However I have replaced the O-ring mount with a lumicycle cam lock mount and now it stays put on the handlebars and doesn't move one bit, even when it gets a bit bumpy.

Overall I'm extremely pleased with mine and would recommend it to anyone looking for a nice bright bar light with loads of throw. :thumbsup:


----------



## qbrch007 (Oct 11, 2011)

Other testing notes - was out riding the other night trying to test the limits of the battery on high settings. Right before my ride I did a battery status check and got a five light blink indicating 50%. Went on my ride and hit the 55 min mark and the battery depleted completely during my ride. NOTE: There is no light dimming/warning once you're at the end of the battery - it just cuts right out. Good thing this was s test ride so I always have a backup light in case of emergency.

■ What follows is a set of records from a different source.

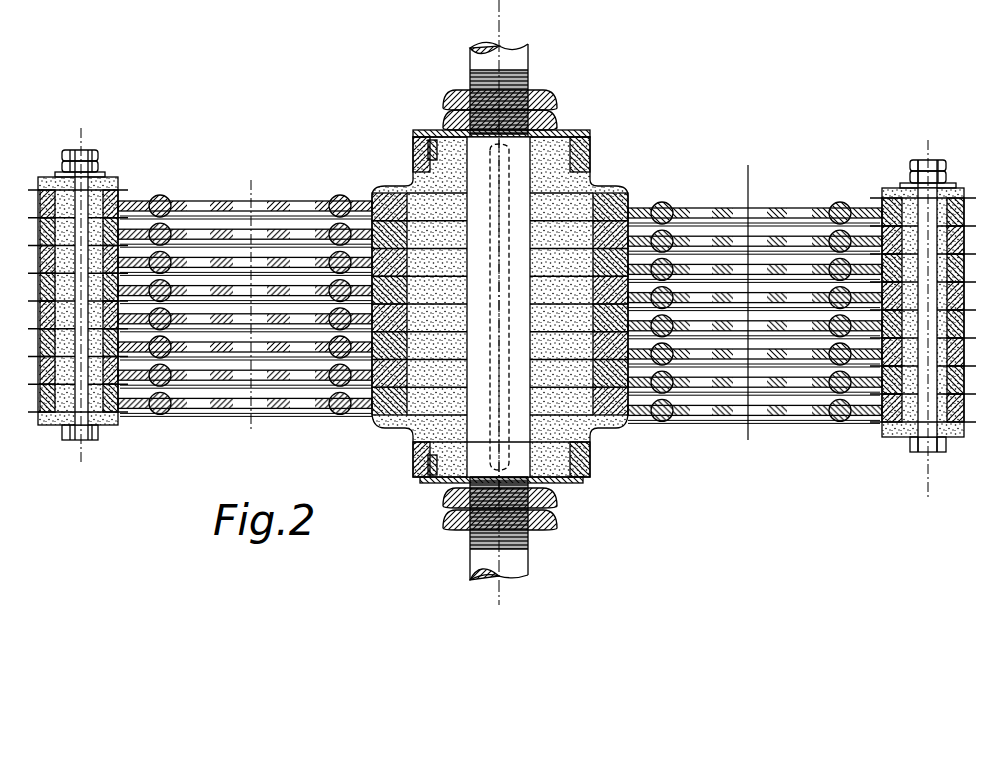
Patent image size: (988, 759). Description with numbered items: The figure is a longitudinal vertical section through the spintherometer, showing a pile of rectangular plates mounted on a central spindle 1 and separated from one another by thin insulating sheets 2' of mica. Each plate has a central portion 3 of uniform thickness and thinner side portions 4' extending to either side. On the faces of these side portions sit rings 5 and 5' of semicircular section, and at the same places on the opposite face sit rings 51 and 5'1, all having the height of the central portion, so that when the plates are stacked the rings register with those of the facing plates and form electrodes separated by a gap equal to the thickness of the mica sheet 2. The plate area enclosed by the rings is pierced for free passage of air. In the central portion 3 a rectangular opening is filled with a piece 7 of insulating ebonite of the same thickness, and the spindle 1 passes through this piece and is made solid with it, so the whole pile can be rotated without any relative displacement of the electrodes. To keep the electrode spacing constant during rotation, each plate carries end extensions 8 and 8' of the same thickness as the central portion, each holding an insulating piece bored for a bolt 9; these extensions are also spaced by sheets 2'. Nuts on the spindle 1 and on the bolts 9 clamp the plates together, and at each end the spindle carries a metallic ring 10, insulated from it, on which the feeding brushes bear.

The spindle 1 is at (480, 175).
The sheet of mica 2 is at (479, 305).
The insulating sheets 2' is at (502, 296).
The central portion 3 is at (602, 205).
The side portions 4' is at (245, 297).
The ring 5 is at (170, 292).
The ring 51 is at (163, 208).
The ring 5' is at (755, 299).
The ring 5'1 is at (831, 288).
The piece of insulating material 7 is at (417, 208).
The extension 8 is at (60, 301).
The extension 8' is at (930, 286).
The bolt 9 is at (81, 400).
The metallic ring 10 is at (577, 155).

Also, went out and rode with the light on full here at night - interestingly enough I didn't have any cars flash me, although many of them slowed down (I assume it's because I had an unusual light beam pattern that didn't appear to be moving as fast as a regular car).

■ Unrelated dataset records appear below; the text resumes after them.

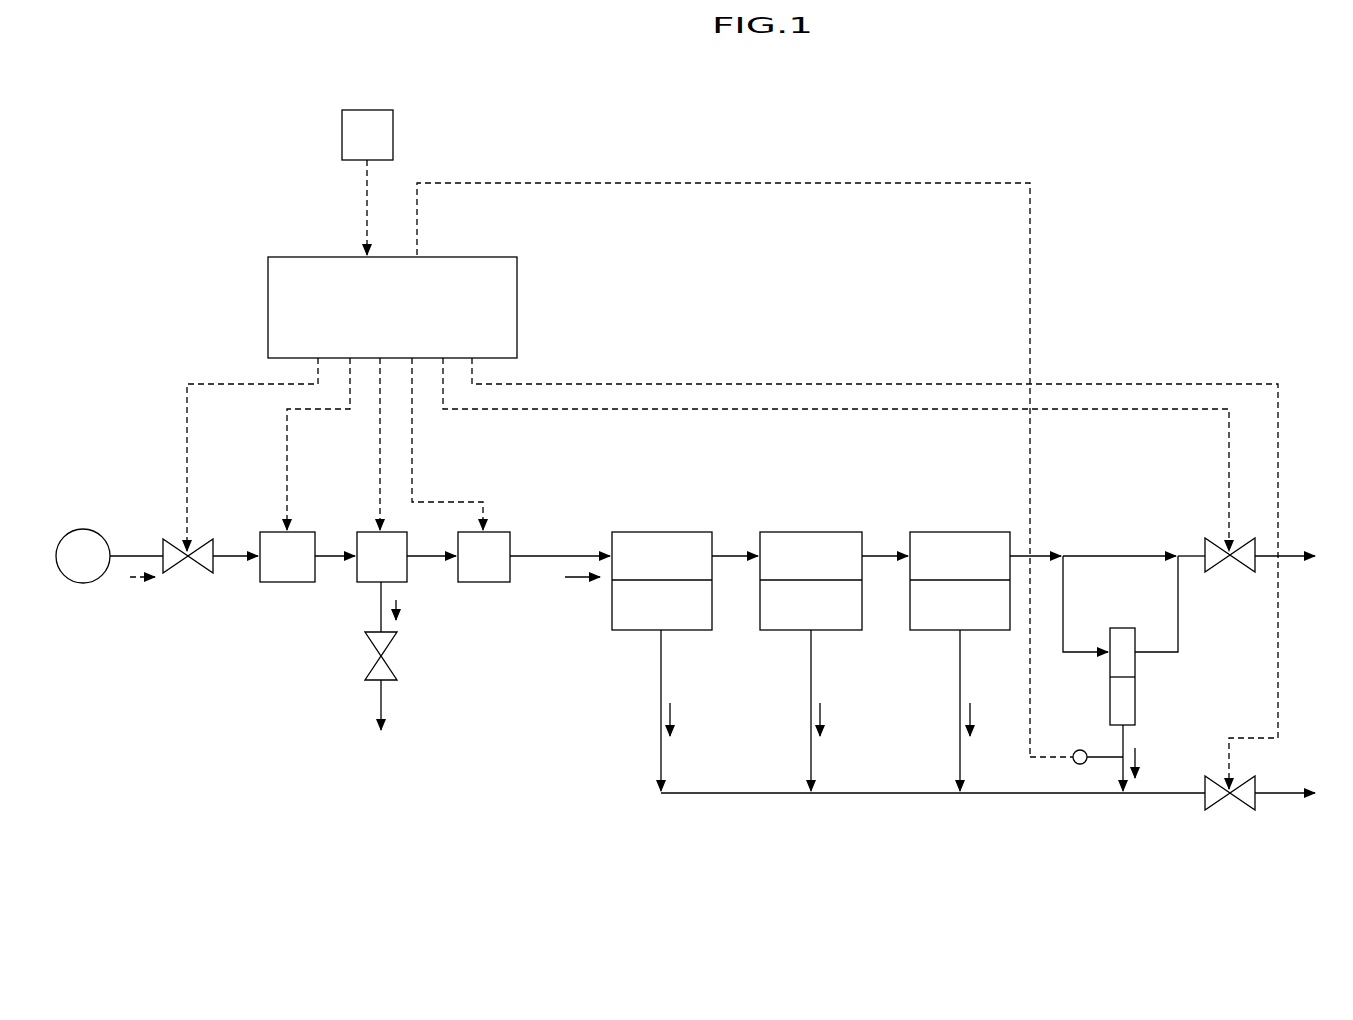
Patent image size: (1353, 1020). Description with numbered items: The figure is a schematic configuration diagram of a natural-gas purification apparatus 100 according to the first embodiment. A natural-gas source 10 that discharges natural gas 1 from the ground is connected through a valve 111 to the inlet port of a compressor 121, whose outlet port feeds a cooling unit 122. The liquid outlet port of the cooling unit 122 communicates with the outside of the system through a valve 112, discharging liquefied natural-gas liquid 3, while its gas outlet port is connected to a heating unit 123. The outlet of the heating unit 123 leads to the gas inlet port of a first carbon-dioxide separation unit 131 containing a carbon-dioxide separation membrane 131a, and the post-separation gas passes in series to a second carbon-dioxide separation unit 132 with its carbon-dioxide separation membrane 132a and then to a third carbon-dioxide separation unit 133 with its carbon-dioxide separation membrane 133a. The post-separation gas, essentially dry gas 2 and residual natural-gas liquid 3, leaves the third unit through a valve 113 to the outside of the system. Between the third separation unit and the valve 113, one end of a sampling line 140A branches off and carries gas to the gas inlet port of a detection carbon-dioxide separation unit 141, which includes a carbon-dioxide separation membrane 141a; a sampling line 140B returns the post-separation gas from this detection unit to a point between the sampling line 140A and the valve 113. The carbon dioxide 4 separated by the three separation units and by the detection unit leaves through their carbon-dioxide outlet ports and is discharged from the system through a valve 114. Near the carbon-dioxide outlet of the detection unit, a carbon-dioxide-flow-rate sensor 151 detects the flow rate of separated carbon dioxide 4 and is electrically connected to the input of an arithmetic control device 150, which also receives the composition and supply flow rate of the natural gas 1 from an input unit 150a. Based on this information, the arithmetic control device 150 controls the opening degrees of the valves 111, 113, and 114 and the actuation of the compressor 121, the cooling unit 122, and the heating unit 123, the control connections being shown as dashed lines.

The natural-gas purification apparatus 100 is at (720, 156).
The input unit 150a is at (393, 122).
The arithmetic control device 150 is at (517, 283).
The natural-gas source 10 is at (84, 584).
The natural gas 1 is at (88, 545).
The valve 111 is at (208, 575).
The compressor 121 is at (288, 584).
The cooling unit 122 is at (408, 577).
The valve 112 is at (398, 676).
The natural-gas liquid 3 is at (398, 604).
The heating unit 123 is at (500, 530).
The dry gas 2 is at (1335, 537).
The first carbon-dioxide separation unit 131 is at (656, 530).
The carbon-dioxide separation membrane 131a is at (680, 578).
The second carbon-dioxide separation unit 132 is at (800, 530).
The carbon-dioxide separation membrane 132a is at (821, 578).
The third carbon-dioxide separation unit 133 is at (949, 530).
The carbon-dioxide separation membrane 133a is at (971, 578).
The carbon dioxide 4 is at (1168, 770).
The sampling line 140A is at (1066, 596).
The sampling line 140B is at (1178, 606).
The detection carbon-dioxide separation unit 141 is at (1136, 662).
The carbon-dioxide separation membrane 141a is at (1126, 680).
The carbon-dioxide-flow-rate sensor 151 is at (1078, 748).
The valve 113 is at (1250, 538).
The valve 114 is at (1256, 810).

Still need to find a different mounting bracket - curious as to whether any of the Supernova multimounts will work: Supernova Lighting Systems - mounting options


----------



## Magicshine Australia (Jan 22, 2012)

qbrch007 said:


> Other testing notes - was out riding the other night trying to test the limits of the battery on high settings. Right before my ride I did a battery status check and got a five light blink indicating 50%. Went on my ride and hit the 55 min mark and the battery depleted completely during my ride. NOTE: There is no light dimming/warning once you're at the end of the battery - it just cuts right out. Good thing this was s test ride so I always have a backup light in case of emergency.
> 
> Also, went out and rode with the light on full here at night - interestingly enough I didn't have any cars flash me, although many of them slowed down (I assume it's because I had an unusual light beam pattern that didn't appear to be moving as fast as a regular car).
> 
> Still need to find a different mounting bracket - curious as to whether any of the Supernova multimounts will work: Supernova Lighting Systems - mounting options


Hey qb, it WAS 50% when you started. So assuming the runtime we did, 2 hours 15 mins over 3 runs, thats 1 hour 7 mins per 50% - assuming it's exactly 50% but I am sure Li-ion batteries are not accountants. Towards the end it will just eat up whatever juice there is and shutdown to protect the batteries from over-discharge.

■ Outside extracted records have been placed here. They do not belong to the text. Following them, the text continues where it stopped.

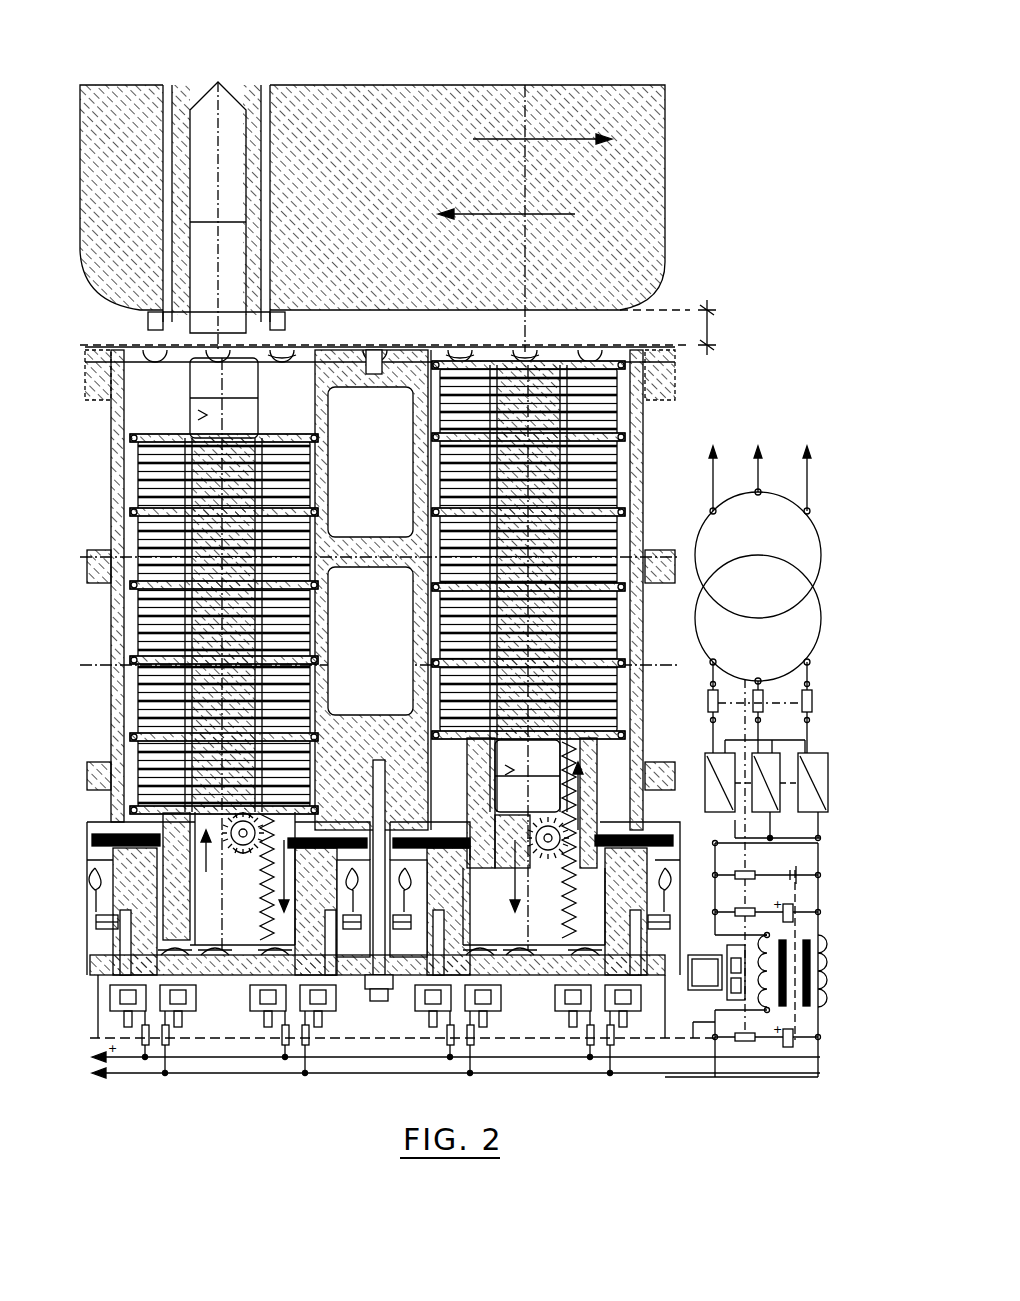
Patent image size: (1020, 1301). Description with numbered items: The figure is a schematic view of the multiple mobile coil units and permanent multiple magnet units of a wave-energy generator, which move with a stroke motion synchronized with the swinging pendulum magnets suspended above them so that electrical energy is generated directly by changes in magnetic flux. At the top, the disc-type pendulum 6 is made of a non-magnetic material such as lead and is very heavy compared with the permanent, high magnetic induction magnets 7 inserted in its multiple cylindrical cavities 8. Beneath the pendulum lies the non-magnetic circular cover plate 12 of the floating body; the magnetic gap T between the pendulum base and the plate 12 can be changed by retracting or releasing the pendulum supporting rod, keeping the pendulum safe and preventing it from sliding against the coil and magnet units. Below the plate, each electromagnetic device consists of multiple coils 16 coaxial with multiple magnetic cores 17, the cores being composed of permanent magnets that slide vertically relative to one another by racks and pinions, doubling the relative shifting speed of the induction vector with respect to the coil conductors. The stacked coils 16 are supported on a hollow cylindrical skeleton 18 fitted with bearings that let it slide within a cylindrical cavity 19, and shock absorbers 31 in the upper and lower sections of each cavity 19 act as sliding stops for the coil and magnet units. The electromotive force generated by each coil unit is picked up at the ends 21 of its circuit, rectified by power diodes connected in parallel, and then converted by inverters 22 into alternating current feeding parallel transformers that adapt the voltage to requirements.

The pendulum 6 is at (432, 108).
The permanent high magnetic induction magnets 7 is at (236, 150).
The cylindrical cavities 8 is at (195, 138).
The non-magnetic circular cover plate 12 is at (530, 347).
The multiple coils 16 is at (600, 525).
The magnetic cores 17 is at (206, 415).
The hollow cylindrical skeleton 18 is at (430, 492).
The cylindrical cavity 19 is at (160, 380).
The ends of the circuit 21 is at (110, 900).
The inverters 22 is at (818, 790).
The shock absorbers 31 is at (290, 348).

I would ask Gretna for the mount seen on this page. Its on the top left but they themselves don't have it. Ask a Lupine dealer. IMHO Lupine makes the best mounts.


----------



## Baja Designs (Aug 3, 2010)

Cat-man-do said:


> First, about the photos: These photos look to be taken at the same location ( same trail ? ) as the photos on the *"Torchy the battery boy" *website. Even the indentations on the sides of the trail look to be the same. Additional, there is no EXIF data included with the photos to confirm exposure rate. In the lower photo the sky looks orange-ish. This can be done by upping the exposure or photoshopping it to make it lighter. I'm not saying this was done but I am pointing out the possibility.
> 
> Also of note is that most of the people posting on this thread have a very low post count. I won't lay any accusations but things are beginning to look suspicious.
> 
> Guys I'm really not trying to rain on anyone's parade. I appreciate the photos of the lamp and I'm sure it works well. I figure with the larger reflectors it likely will out-throw some of the other set-ups. I think it will be a fine bar lamp. Since the light-head is a tad heavier than some others I'm sure you could easily adapt the light with another mounting system to make it more stable. Not sure how I like the "infinite adjustment" feature. I'm sure it works but might be hard to fiddle with while going over rough terrain.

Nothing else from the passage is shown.